Religion is an increasingly visible cultural, political, and economic force in societies around the globe. Yet our resources are inadequate for understanding the potency of religion in recent decades, its new forms and expressions, and its complex roles in public life and policy. In the academy, for example, knowledge about religion is unevenly distributed across disciplines. Scholarly expertise is rarely linked to communities of policy-makers and practitioners, or to media that inform discussion and debate in the public square.

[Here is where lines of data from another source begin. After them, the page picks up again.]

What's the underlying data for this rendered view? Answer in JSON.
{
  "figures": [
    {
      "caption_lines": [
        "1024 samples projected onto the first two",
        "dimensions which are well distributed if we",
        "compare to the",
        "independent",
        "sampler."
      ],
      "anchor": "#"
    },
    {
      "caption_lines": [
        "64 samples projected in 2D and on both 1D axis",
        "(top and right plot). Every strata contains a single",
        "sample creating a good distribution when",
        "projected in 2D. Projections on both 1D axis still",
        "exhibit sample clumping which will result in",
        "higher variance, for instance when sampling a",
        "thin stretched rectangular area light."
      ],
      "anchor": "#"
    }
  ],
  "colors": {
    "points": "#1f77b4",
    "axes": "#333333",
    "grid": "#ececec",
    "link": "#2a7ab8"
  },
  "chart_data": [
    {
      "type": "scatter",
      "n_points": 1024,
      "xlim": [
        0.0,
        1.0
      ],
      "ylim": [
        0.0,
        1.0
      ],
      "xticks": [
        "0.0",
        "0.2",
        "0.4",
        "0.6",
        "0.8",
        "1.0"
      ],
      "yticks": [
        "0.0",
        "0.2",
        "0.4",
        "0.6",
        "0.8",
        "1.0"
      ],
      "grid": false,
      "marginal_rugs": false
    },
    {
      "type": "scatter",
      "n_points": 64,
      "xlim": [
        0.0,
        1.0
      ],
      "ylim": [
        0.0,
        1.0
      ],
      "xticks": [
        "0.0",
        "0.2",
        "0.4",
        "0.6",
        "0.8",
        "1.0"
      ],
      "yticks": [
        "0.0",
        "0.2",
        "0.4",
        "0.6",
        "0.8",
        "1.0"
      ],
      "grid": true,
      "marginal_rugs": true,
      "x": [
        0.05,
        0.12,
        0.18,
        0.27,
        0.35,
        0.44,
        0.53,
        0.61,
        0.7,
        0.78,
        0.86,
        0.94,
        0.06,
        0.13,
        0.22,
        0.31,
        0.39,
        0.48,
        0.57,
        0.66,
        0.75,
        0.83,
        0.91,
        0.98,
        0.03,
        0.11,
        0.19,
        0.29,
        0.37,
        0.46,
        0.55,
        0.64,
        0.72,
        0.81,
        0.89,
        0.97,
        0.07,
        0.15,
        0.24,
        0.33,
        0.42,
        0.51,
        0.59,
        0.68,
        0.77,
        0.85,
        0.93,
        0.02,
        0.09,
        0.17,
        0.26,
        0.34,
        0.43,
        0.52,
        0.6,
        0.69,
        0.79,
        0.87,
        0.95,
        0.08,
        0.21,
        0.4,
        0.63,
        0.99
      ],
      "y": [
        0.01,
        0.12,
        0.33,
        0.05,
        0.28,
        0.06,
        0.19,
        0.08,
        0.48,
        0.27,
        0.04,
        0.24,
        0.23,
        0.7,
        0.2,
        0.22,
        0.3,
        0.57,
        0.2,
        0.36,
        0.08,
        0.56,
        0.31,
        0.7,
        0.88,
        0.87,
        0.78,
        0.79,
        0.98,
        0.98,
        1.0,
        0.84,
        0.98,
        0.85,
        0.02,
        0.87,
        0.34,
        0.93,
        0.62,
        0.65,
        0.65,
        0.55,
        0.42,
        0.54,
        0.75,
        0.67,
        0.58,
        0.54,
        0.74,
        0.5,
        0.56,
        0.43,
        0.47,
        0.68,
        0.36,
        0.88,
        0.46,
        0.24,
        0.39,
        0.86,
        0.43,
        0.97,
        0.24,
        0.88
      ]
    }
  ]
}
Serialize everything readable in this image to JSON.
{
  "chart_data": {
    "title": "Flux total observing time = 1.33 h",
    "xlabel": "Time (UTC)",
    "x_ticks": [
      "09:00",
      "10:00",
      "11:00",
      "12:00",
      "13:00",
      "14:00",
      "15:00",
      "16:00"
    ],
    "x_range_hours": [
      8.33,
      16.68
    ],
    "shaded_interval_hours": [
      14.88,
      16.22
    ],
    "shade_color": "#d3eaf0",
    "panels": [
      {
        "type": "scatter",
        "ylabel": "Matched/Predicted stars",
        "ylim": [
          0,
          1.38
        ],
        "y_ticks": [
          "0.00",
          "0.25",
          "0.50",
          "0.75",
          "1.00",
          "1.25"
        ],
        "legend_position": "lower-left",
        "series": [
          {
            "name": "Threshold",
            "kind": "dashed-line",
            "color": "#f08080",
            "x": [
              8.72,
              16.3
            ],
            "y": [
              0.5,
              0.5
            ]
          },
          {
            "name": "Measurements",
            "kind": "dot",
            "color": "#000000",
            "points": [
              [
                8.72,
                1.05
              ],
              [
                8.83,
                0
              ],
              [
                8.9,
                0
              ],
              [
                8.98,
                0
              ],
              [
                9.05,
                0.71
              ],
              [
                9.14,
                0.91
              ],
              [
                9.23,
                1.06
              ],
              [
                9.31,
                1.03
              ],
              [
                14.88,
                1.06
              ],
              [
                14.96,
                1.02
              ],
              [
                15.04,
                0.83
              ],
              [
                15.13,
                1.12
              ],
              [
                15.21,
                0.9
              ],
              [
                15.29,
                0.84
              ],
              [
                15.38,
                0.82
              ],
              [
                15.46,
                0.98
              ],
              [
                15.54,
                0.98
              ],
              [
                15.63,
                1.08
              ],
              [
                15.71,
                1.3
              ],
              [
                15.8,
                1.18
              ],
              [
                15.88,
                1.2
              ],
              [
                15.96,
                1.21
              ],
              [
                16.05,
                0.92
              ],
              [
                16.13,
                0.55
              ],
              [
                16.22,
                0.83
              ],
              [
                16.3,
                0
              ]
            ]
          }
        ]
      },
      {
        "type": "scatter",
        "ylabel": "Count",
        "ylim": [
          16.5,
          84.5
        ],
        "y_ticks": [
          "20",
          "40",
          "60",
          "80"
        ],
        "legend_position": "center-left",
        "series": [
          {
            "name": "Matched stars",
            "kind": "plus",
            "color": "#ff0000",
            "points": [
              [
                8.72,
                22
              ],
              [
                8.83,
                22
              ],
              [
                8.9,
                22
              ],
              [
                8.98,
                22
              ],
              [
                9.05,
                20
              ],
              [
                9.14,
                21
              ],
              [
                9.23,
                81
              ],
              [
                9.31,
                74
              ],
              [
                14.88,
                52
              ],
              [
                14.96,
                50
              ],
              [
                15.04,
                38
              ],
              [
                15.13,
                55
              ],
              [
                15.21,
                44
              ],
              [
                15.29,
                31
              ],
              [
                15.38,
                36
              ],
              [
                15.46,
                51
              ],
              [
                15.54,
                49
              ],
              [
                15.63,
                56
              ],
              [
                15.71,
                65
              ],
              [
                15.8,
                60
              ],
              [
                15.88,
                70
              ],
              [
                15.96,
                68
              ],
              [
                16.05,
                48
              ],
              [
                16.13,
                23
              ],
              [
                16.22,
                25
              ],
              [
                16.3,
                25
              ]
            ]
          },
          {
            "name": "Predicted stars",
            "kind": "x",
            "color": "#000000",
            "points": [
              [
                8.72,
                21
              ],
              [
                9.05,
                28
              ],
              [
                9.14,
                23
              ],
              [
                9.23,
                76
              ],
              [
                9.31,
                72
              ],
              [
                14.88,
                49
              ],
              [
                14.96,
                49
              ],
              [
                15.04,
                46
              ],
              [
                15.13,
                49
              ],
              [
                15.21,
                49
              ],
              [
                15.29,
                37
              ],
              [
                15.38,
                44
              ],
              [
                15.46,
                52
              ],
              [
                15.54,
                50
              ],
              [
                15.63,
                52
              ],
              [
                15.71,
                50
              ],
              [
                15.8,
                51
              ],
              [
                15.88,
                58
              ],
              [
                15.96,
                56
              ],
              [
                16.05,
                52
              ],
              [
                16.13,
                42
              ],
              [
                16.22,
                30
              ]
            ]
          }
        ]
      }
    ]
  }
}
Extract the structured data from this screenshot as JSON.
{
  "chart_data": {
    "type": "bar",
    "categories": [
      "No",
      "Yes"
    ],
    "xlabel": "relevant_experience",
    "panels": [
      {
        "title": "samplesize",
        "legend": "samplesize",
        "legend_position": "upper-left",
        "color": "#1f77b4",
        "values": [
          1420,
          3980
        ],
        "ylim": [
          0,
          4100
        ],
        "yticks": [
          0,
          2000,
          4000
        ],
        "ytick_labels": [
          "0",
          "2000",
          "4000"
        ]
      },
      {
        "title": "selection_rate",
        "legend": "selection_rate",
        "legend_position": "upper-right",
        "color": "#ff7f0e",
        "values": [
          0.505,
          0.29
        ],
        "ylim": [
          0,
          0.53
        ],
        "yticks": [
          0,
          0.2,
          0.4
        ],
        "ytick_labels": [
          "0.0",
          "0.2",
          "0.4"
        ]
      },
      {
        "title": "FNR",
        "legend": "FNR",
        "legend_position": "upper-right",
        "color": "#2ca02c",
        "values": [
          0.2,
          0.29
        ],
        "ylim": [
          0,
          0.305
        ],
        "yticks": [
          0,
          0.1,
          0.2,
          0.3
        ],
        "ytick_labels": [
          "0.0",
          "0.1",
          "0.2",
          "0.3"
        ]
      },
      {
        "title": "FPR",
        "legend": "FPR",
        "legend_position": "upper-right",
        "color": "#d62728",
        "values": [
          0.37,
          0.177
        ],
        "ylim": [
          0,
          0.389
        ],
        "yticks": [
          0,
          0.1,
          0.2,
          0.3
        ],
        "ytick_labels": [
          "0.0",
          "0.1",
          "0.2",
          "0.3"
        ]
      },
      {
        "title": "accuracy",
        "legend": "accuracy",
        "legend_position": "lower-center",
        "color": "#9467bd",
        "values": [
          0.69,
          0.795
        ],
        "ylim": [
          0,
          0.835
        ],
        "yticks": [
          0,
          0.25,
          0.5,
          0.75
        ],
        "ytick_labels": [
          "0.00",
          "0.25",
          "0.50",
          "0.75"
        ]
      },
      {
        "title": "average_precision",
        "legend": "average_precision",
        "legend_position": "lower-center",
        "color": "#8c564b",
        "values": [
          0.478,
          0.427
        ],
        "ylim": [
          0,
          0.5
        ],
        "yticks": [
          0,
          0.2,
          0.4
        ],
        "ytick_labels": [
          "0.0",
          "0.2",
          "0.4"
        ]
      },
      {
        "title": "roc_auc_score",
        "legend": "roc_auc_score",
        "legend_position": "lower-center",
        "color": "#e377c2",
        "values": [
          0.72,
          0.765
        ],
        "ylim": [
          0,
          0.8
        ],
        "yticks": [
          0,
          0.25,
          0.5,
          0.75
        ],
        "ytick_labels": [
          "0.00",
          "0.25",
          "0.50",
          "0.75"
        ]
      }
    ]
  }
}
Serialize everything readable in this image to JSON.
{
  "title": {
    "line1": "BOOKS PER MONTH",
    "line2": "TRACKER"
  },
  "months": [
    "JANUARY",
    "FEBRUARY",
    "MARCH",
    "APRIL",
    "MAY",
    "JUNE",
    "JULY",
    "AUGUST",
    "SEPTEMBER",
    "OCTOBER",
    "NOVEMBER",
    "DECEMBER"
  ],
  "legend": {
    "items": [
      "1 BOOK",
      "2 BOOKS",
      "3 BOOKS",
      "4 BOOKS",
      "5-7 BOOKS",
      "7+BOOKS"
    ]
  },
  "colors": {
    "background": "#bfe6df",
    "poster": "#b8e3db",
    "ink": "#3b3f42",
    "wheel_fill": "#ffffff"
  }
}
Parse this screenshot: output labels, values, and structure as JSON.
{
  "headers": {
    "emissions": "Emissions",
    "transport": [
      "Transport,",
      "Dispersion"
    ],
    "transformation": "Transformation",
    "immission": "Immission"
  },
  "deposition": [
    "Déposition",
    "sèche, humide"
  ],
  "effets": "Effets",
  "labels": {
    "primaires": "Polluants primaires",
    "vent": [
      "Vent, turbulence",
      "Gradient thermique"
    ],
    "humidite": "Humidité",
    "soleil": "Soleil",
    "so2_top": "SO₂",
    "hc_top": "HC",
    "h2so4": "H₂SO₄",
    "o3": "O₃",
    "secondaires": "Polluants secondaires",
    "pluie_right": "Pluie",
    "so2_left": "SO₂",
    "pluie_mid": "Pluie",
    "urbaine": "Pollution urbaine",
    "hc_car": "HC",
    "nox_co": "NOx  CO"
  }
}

One part of the Henry R. Luce Initiative provides support for programs at professional schools of international affairs in the United States. The aim is to prepare the next generation of policy specialists who will assume positions in fields such as diplomacy, development, relief work, human rights, and journalism, with a better understanding of the role of religion. Efforts supported by these grants typically create links across disciplines and programs, through a variety of activities that bring together faculty and students in fields such as international relations, anthropology, religion, and area studies. Many of these projects also develop innovative approaches to engaging with particular policy communities.

Other grants build on existing or emerging efforts at U.S. universities, public policy institutions, and the media, to strengthen or create new programs, to focus on particular issues, or to amplify synergies among those working at the intersection of religion and international affairs.

The initiative invites proposals from academic as well as policy or media institutions that work to deepen interdisciplinary understanding of the role of religion in world affairs, and to link this knowledge to a range of policy issues, communities, and wider publics. Grant-making will continue to focus on institutions in the United States, but the initiative encourages proposals that seek to develop sustainable conversations and relationships with colleagues and institutional partners in many parts of the world.